Die ARD ist Deutschlands elektronischer Riese. Rund ein Dutzend Fernseh- und mehr als 50 Hörfunkprogramme werden von den neun Landesrundfunkanstalten des Verbundes ausgestrahlt. Doch in den vergangen Tagen und Wochen zwickt es den gebührenfinanzierten Mediengiganten mehr als sonst an einigen, weit voneinander entfernt liegenden Stellen. Eine Lösung der Probleme, die aktuell für Schlagzeilen sorgen, dürfte längere Zeit beanspruchen. Woran liegt es, was genau sind die Hintergründe? Die geschäftsführende Anstalt, der Westdeutsche Rundfunk (WDR), wollte die Ereignisse auf Anfrage aktuell nicht kommentieren.
 
Baustelle Nummer eins: die Gebührendebatte. Den Höhepunkt erreichte der unter anderem bei der TV-Konkurrenz verbreitete Unmut, als bekanntwurde, dass die ARD für all ihre Radio- und Fernsehsender in der kommenden Gebührenperiode von 2013 bis 2016 rund 900 Millionen Euro mehr Bedarf angemeldet hat. So heißt es im formalistisch geprägten Deutsch der Kommission zur Ermittlung des Finanzbedarfs (KEF), die aus den Wünschen der öffentlich-rechtlichen Anstalten den Ministerpräsidenten der 16 Bundesländer Vorschläge zur Gebührenhöhe unterbreitet. Die ARD-Vorsitzende Monika Piel rechnet für die Jahre 2013 und 2014 jedoch nicht mit steigenden Gebühren, von denen die gesamten ARD-Anstalten derzeit jährlich rund 5,5 Milliarden Euro bekommen. Dennoch bleibt das Thema die nächsten Monate virulent.
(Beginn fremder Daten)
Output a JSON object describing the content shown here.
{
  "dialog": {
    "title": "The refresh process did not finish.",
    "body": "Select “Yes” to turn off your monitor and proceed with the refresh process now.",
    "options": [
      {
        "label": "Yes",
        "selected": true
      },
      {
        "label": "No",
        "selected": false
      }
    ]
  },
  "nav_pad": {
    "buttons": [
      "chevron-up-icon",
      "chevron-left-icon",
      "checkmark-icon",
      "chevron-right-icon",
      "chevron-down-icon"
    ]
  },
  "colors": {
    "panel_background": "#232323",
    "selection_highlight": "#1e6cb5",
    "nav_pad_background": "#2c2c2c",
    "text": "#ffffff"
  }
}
Baustelle Nummer zwei: die Degeto. Als hätte ein Dramaturg seine Finger im Spiel gehabt, brachte kurz vor Bekanntwerden der Gebührenwünsche die „Süddeutsche Zeitung“ einen Bericht über die finanzielle Situation der ARD-Tochterfirma Degeto. Die in Frankfurt ansässige Firma, die für die Produktion und den Einkauf von TV- und Spielfilmen verantwortlich ist, teilte daraufhin mit, dass es in den kommenden zwei Jahren zu einem deutlichen Rückgang in der Auftragsvergabe kommen werde. Der Grund: In den vergangenen Jahren sei zu viel Geld ausgegeben worden. Auch dieses Thema ist längst nicht ausgestanden.
 
Baustelle Nummer drei: die „Tagesschau“-App. Der Dauerstreit zwischen der ARD und privaten Zeitungsverlegern spitzte sich in diesem Sommer zu. Im Juni reichten acht Zeitungsverlage eine Klage vor dem Landgericht Köln ein, weil sie sich durch die kostenlosen Handy-Anwendungen der ARD im Wettbewerbsnachteil sehen. Für einige Smartphone-Angebote aus der privaten Verlegerbranche muss der Verbraucher dagegen zahlen. Der Gesetzgeber verbietet den öffentlich-rechtlichen Sendern „presseähnliche“ Verbreitungsformen im Netz. Aus Sicht der ARD kommt eine Anwendung wie die „Tagesschau“-App aber nicht einem Presseangebot gleich. Die Gerichtsverhandlung ist für den 13. Oktober anberaumt. Zuletzt hatte NDR-Intendant Lutz Marmor die weiße Flagge in Richtung der Verleger gehisst.
 
Baustelle Nummer vier: der MDR. Am Montag scheiterte die Wahl des neuen Intendanten im Verwaltungsrat. Damit setzte sich das Gezerre um den ostdeutschen Flächensender für Sachsen, Sachsen-Anhalt und Thüringen fort. Erst vor wenigen Wochen wurde Unterhaltungschef Udo Foht wegen finanzieller Unregelmäßigkeiten entlassen. Die Staatsanwaltschaft Leipzig ermittelt gegen sechs Beschuldigte – darunter der Musikmanager Hans R. Beierlein – wegen Bestechung, Untreue, Betrugs und Bestechlichkeit.
 
Die Ursachen für diese Probleme dürften vielfältig sein. Die Größe und die damit verbundene Unübersichtlichkeit des Systems gehören sicher dazu. Es mag an der einen oder anderen Stelle auch zu wenig Kontroll-Ebenen geben. Zudem hat der MDR, als ostdeutsche Drei-Länder-Anstalt, die nach der Wende 1991 neu gegründet wurde, im ARD-System immer eine gewisse Sonderrolle gespielt. Unregelmäßigkeiten kamen aber in den vergangenen Jahren auch bei West-Sendern vor.
 
Und was ist mit dem fürs Publikum Wichtigsten, mit dem Programm des „Ersten“? Droht hier in der Saison 2011/2012 auch eine Baustelle? Die Frage lässt sich wohl erst in ein paar Monaten beantworten. Die Talkshows am Abend, Krimiserien der leichten Art am Vorabend ab Ende Oktober und Thomas Gottschalks Verpflichtung ab 23. Januar sind die neuen Zutaten in der laufenden Saison. Die neu sortierten Talkshows sind jetzt nach der Sommerpause seit einem Monat im Programm – die Quoten schossen allerdings bislang noch nicht durch die Decke.
 
Die Reform des ARD-Programms ist unser aktuelles „Thema des Monats“ auf DIGITALFERNSEHEN.de. Die bisher erschienenen Beiträge lesen Sie hier.[Carsten Rave/ar]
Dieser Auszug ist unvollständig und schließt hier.